Тюкин явно издевался над Санькой, намекая на довольно примитивные запросы зека.
- Водки и УДО мне не надо, это пусть твоя дичь у тебя заслуживает, а вот в поселок дня на три запросто мог бы отпустить, а?.. Покуражиться! Одно слово - и все дела, ты - хозяин… Куда я побегу-то, куда? Год с лишним осталось, не двадцать… Погнали, я готов! - шутя ляпнул Серый, лишь бы что-то сказать.

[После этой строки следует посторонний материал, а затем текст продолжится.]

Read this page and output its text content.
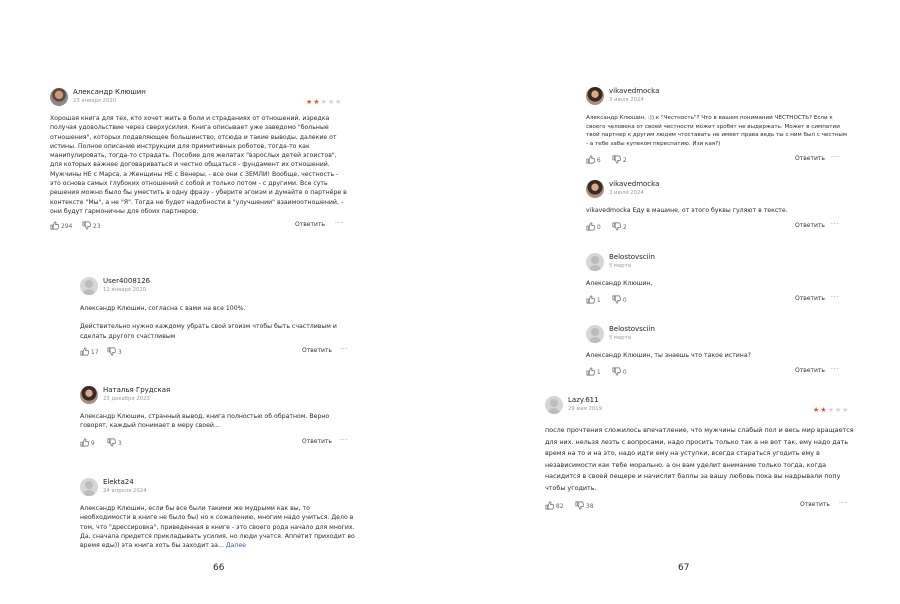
Александр Клюшин
23 января 2020	★★★★★

Хорошая книга для тех, кто хочет жить в боли и страданиях от отношений, изредка получая удовольствие через сверхусилия. Книга описывает уже заведомо "больные отношения", которых подавляющее большинство, отсюда и такие выводы, далекие от истины. Полное описание инструкции для примитивных роботов, тогда-то как манипулировать, тогда-то страдать. Пособие для желатах "взрослых детей эгоистов", для которых важнее договариваться и честно общаться - фундамент их отношений.

Мужчины НЕ с Марса, а Женщины НЕ с Венеры, - все они с ЗЕМЛИ! Вообще, честность - это основа самых глубоких отношений с собой и только потом - с другими. Все суть решения можно было бы уместить в одну фразу - уберите эгоизм и думайте о партнёре в контексте "Мы", а не "Я". Тогда не будет надобности в "улучшении" взаимоотношений, - они будут гармоничны для обоих партнеров.

294	23	Ответить ···
User4008126
12 января 2020

Александр Клюшин, согласна с вами на все 100%.

Действительно нужно каждому убрать свой эгоизм чтобы быть счастливым и сделать другого счастливым

17	3	Ответить ···
Наталья Грудская
23 декабря 2023

Александр Клюшин, странный вывод, книга полностью об обратном. Верно говорят, каждый понимает в меру своей...

9	3	Ответить ···
Elekta24
24 апреля 2024

Александр Клюшин, если бы все были такими же мудрыми как вы, то необходимости в книге не было бы) но к сожалению, многим надо учиться. Дело в том, что "дрессировка", приведенная в книге - это своего рода начало для многих. Да, сначала придется прикладывать усилия, но люди учатся. Аппетит приходит во время еды)) эта книга хоть бы заходит за... Далее

66
vikavedmocka
3 июля 2024

Александр Клюшин, :)) к "Честность"? Что в вашем понимании ЧЕСТНОСТЬ? Если к своего человека от своей честности может зробят не выдержать. Может в симпатии твой партнер к другим людям чтоставать не имеет права ведь ты с ним был с честным - а тебе забы купеком переспатию. Изи кая?)

6	2	Ответить ···
vikavedmocka
3 июля 2024

vikavedmocka Еду в машине, от этого буквы гуляют в тексте.

0	2	Ответить ···
Belostovsсiin
5 марта

Александр Клюшин,

1	0	Ответить ···
Belostovsсiin
5 марта

Александр Клюшин, ты знаешь что такое истина?

1	0	Ответить ···
Lazy.611
29 мая 2019	★★★★★

после прочтения сложилось впечатление, что мужчины слабый пол и весь мир вращается для них. нельзя лезть с вопросами, надо просить только так а не вот так, ему надо дать время на то и на это, надо идти ему на уступки, всегда стараться угодить ему в независимости как тебе морально. а он вам уделит внимание только тогда, когда насидится в своей пещере и начислит баллы за вашу любовь пока вы надрывали попу чтобы угодить.

82	38	Ответить ···
67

Сучка, как ни странно, наоборот, воспринял его слова на полном серьёзе, и в этом не было никаких сомнений.
- Э-э, цего захотел, а! - протянул он медленно, но и не совсем иронично, как должен бы, а скорее с совершенно другим оттенком… - Услый ты, Селов, услый, знаю! Не полозено законвоилованных зеков выпускать на волю, понимаесь, не полозено… Знаесь сам, знаесь, плоси другого цего, не дома, - пояснил он как бы с пониманием и даже сожалением.
Серый только отмахнулся, намекая на прекращение разговора. Задерживать "мусоров" в бараке от нечего делать, так сказать, зря вообще-то не полагалось, и это знали буквально все. Задерживая их, ты так или иначе задерживаешь, продлеваешь чьи-то неприятности. Но и сказать "вали уже!" самому начальнику лагеря в то время, когда он настроен на "базар", тоже позволит себе только идиот или явно ищущий несчастья! Тем более от этого как раз-то и может быть хуже всем…
Серый, конечно, учитывал всё это.
- Водки и бабу я себе и так достану, - сказал он минуту спустя. - У тебя вон наши бесконвойники-фэзэушники все огороды в поселке перекопали, сараев понастроили, коров пасут! Скоро жрать готовить будут и роды принимать… Подумаешь, я где-нибудь у вдовы три дня перекантуюсь, делов куча! Тебе-то что? Отмажешься, не боись! Да и кто тебя сдаст из твоей бригады, кто?! Они в город по пропускам ездят, а управу обходят десятой стороной, ручные! Пишись, или я ухожу в секцию, начальник, нечего тут лясы точить и порожняки зря гонять!
Серый замолчал, видимо настраиваясь на уход.